PS: This type of issues is also the root-cause of issues like Log4J and various XML decoder security problems. By default, most languages allow arbitrary code even for libraries that ought to perform "pure transformations" of one data format to another, such as reaching out to LDAP servers over TCP/IP sockets, as in the case with Log4J. Similarly, XML decoders by default use HTTP to retrieve referenced files, which is madness. Even "modern" formats like YAML make this mistake, with external file references on by default!

> What you probably want is a runtime VM, like WASM.

Sure, that's one way to sandbox applications, but in principle it ought to be entirely possible to have a totally safe ahead-of-time compiled language and/or standard library.

Rust is really close to this goal, but falls just short because of tricks like this macro backdoor. (It would also need a safe subset of the standard library.)

[LegionMammal978]

> The linked updated library uses a different method: it literally smuggles the "unsafe" keyword past the safety checks by removing the space character from "un safe".

> This can and should be caught by the compiler -- it has full access the syntax tree at every intermediate stage of compilation! Instead, the Cargo tool and the rustc compiler are simply keyword-searching for the literal string "unsafe", and are hence easily fooled.

This is not what's going on. No Rust tool performs any such string scanning. The "un safe" with the space is purely for aesthetic effect.

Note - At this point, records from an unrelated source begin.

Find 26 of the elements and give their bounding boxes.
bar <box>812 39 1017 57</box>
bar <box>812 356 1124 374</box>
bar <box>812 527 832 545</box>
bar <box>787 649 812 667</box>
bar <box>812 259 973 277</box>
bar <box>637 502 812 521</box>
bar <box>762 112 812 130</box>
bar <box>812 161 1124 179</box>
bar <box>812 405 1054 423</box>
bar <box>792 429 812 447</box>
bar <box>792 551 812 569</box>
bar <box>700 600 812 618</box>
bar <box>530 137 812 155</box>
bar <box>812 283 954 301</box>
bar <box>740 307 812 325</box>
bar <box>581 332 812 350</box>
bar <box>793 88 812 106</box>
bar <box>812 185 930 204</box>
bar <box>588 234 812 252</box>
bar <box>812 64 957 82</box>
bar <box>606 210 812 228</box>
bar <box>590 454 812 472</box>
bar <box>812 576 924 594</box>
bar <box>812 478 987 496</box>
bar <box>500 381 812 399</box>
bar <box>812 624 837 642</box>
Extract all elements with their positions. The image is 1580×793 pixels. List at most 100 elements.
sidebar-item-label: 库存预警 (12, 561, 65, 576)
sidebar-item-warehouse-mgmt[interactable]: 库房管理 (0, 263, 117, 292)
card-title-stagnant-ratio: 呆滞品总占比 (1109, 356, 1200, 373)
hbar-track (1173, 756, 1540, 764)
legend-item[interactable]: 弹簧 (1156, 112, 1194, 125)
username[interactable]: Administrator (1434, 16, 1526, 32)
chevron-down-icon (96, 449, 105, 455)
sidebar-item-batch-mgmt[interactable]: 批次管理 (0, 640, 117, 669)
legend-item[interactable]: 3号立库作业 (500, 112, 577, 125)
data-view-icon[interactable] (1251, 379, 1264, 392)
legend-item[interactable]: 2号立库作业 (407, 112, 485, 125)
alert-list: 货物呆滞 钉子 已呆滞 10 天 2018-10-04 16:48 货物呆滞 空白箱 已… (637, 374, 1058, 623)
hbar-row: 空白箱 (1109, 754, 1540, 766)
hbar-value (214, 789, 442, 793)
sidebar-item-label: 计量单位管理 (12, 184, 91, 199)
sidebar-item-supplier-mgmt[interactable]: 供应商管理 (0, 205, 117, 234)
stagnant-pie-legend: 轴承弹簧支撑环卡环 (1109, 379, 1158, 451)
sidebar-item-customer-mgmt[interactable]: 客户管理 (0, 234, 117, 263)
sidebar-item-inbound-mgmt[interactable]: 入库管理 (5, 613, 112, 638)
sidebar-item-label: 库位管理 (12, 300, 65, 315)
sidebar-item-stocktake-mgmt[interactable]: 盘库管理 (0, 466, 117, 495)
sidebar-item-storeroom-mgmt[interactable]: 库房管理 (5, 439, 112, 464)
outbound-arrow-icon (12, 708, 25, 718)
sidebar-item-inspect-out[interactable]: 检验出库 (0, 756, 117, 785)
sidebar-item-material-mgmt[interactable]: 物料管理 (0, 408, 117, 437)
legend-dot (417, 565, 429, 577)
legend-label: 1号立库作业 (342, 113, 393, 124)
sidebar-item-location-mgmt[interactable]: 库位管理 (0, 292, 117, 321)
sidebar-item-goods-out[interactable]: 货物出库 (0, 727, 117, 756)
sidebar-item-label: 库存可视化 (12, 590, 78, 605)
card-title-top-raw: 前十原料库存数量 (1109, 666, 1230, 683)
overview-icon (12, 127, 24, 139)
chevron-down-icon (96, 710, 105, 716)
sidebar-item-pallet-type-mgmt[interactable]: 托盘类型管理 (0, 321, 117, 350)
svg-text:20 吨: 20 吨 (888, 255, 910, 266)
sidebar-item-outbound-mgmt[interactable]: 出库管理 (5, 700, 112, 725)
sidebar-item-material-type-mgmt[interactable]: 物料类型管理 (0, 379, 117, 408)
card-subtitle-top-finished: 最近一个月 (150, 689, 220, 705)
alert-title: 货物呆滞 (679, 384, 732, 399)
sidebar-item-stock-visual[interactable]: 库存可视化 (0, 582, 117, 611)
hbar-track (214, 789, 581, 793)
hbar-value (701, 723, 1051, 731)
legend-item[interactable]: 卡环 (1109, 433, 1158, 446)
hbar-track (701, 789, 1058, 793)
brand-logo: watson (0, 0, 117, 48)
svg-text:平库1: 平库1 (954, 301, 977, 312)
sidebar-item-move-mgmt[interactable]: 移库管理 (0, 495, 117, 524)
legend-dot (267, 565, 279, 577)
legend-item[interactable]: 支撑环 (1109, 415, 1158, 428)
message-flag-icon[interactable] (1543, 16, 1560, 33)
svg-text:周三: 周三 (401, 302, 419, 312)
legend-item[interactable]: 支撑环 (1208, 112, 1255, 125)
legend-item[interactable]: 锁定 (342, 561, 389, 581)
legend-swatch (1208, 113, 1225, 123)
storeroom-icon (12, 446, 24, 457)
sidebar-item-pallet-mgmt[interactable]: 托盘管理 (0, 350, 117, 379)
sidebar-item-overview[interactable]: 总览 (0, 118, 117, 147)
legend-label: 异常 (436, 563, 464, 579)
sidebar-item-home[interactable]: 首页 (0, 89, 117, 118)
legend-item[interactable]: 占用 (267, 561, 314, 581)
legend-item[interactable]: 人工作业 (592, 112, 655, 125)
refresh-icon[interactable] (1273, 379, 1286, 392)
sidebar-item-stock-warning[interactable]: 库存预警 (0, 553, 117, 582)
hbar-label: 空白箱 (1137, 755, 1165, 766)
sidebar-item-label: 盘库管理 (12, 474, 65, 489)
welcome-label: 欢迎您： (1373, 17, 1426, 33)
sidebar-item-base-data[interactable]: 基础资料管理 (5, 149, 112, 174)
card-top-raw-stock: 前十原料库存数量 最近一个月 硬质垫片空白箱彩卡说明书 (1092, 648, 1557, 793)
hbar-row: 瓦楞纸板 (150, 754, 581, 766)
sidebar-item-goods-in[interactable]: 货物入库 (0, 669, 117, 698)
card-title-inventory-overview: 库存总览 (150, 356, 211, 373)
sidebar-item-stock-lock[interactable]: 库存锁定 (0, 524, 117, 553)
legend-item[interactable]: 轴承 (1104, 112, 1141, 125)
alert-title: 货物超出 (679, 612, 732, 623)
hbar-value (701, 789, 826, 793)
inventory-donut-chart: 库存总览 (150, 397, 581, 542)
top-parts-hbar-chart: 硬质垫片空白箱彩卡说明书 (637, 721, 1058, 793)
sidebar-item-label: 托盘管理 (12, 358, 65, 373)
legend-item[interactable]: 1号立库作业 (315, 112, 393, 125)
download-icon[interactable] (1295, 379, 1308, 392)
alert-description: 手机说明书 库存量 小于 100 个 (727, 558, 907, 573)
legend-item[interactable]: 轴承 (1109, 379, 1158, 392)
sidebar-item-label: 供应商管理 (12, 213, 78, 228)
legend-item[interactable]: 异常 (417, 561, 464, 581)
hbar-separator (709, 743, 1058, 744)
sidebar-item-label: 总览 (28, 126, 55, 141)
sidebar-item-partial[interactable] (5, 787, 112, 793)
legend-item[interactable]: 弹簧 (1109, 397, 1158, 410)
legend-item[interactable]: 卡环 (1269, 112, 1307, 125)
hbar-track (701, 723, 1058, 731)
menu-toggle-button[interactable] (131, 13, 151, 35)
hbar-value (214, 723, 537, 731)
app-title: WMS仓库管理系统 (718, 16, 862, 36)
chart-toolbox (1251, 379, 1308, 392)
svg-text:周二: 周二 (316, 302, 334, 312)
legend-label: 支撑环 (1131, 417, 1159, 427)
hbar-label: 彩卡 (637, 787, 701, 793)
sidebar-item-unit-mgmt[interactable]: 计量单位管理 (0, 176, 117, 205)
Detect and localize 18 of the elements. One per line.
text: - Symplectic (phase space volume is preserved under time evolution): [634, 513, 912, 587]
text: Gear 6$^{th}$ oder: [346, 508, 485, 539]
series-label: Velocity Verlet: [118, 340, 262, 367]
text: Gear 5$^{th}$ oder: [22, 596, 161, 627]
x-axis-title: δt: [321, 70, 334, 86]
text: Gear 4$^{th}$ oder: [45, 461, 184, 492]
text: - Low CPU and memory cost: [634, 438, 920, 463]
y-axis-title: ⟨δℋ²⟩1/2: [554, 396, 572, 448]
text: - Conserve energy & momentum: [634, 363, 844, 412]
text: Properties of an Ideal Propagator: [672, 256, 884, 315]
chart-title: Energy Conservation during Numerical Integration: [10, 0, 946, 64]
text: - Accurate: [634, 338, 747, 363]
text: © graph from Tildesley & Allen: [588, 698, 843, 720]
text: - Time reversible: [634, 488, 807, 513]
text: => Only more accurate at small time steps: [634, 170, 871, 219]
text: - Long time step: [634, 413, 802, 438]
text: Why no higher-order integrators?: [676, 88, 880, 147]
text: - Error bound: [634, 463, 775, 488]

In fact, the proc macro works exactly the same when modified to just use "unsafe" directly, and cargo-geiger still doesn't report any issues.

The real effect is that macros and proc macros from foreign crates are allowed to emit unsafe { ... } blocks in their output, even if the caller of the macro uses #![forbid(unsafe_code)]. Effectively, the output is considered as coming from "different crate" from the caller with the #![forbid], so it's not effected by the forbidden lint. This behavior was implemented in [0], which silences all lints (including forbidden lints) within the output of macros defined in foreign crates, except for certain lints which explicitly opt-in.

The #![forbid(unsafe_code)] inside the src/lib.rs defining the proc macro similarly doesn't do anything, since it restricts the definition of the proc macro, but not the output of the proc macro.

As far as I know, there is currently no way to deny unsafe code in the output of proc macros.

[0] https://github.com/rust-lang/rust/pull/52467

[im3w1l]

The language itself may not do such string scanning, but reviewers and home-brewn scripts might.